High Piezoelectricity and Stable Output in Alkali-Niobate-Based Lead-Free Ferroelectric Ceramics

Abstract

The applications of piezoelectric materials for electromechanical conversion devices require both high piezoelectric response with superior stability and reliability. In this work, BaHfO3 and (Bi0.5Na0.5)ZrO3 modified KNN based ceramics with high piezoelectric response (d33~490 ± 20 pC/N, d33*~860 pm/V) and good thermal stability (variation of d33* is below 12% over the temperature range of 25-180 oC) as well as cyclic reliability were achieved by integrating the strategies of phase boundary design and crystallographic texturing.
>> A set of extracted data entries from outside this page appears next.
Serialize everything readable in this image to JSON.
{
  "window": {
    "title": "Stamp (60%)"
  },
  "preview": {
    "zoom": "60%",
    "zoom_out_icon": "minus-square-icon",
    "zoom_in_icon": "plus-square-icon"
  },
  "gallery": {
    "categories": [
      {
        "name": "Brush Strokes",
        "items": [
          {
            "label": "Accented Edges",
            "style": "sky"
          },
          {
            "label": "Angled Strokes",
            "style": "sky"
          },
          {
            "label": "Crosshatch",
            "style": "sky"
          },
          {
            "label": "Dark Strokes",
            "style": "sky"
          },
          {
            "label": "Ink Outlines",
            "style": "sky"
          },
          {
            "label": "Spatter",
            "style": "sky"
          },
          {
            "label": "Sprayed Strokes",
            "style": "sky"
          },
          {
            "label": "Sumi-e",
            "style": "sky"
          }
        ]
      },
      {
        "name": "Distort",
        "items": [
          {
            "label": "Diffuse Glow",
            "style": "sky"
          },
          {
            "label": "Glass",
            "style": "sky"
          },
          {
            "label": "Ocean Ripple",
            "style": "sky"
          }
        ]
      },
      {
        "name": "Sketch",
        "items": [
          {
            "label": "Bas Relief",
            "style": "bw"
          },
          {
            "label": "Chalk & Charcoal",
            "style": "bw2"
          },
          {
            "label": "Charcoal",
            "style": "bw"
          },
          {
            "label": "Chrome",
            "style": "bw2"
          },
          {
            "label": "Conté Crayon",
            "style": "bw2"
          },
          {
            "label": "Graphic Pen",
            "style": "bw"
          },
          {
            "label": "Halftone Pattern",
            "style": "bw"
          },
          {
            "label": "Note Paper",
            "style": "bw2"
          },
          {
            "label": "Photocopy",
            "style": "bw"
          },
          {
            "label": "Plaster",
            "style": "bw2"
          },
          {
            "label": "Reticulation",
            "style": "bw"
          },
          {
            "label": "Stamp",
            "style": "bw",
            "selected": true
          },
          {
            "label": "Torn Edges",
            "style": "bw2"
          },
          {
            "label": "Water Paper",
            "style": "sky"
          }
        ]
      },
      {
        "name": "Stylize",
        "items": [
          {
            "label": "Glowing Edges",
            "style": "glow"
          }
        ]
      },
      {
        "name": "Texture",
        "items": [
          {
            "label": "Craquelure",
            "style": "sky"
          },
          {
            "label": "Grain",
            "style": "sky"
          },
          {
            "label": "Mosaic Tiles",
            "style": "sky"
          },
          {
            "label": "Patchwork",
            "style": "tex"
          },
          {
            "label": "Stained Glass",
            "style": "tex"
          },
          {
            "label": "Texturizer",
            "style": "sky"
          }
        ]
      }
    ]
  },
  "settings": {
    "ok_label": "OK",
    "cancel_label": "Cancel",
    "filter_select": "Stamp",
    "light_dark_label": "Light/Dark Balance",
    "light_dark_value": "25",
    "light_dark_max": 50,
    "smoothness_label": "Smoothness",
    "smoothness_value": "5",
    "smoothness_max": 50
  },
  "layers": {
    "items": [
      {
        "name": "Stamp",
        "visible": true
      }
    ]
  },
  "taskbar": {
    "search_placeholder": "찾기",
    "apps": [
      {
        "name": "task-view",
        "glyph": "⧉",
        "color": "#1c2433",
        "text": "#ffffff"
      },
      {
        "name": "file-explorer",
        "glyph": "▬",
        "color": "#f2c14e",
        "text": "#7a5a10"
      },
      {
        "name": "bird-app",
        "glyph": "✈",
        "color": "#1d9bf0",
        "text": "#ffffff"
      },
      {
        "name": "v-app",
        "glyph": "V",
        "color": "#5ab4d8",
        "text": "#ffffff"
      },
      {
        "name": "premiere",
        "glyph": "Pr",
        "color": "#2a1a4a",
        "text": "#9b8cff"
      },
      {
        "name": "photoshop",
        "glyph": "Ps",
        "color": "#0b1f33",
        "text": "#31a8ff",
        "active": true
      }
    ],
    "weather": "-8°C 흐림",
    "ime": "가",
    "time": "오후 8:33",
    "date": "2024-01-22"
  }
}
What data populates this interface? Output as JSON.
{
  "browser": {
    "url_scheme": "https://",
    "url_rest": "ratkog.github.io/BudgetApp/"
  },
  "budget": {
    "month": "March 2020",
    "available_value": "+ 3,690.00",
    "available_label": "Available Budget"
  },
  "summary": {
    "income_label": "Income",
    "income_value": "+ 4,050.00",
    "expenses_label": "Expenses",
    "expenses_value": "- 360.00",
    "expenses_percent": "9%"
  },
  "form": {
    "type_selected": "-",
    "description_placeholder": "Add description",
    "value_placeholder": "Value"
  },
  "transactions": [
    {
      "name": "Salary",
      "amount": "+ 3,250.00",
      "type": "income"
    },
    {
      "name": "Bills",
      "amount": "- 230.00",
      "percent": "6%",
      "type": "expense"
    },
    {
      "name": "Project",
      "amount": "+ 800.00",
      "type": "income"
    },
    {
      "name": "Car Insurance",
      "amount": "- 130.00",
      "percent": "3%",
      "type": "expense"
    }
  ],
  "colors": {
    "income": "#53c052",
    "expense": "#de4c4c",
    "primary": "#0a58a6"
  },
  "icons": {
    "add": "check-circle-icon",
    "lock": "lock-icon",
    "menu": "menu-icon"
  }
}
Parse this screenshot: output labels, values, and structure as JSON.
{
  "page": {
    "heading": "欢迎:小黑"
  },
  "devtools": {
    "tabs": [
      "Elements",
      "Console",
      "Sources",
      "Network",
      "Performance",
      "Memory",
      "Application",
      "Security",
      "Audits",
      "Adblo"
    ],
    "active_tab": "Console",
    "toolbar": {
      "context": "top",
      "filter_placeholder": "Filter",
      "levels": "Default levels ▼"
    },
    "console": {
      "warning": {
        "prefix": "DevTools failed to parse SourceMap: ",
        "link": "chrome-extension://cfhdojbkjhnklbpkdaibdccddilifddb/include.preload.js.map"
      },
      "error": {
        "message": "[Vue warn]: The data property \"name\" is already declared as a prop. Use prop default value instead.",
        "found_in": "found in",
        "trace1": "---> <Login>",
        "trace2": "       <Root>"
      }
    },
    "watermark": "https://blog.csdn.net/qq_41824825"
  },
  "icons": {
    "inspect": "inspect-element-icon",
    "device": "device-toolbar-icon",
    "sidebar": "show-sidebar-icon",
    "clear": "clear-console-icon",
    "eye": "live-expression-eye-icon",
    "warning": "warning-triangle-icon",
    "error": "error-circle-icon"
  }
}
The high piezoelectric response originated from three synergistic effects of R-T phase coexistence, piezoelectric anisotropy, and nanodomain configuration. Based on the in-situ temperature dependence of XRD and TEM analyses, we disclosed that the stable R-T phase coexistence and domain morphology over a wide temperature range contributed to the excellent thermal stability of piezoelectric properties. This work provides not only an effective strategy to simultaneously achieve high piezoelectricity and superior temperature stability, but also the in-depth understanding of the microstructure originality responsible for the stability and reliability in KNN based ceramics.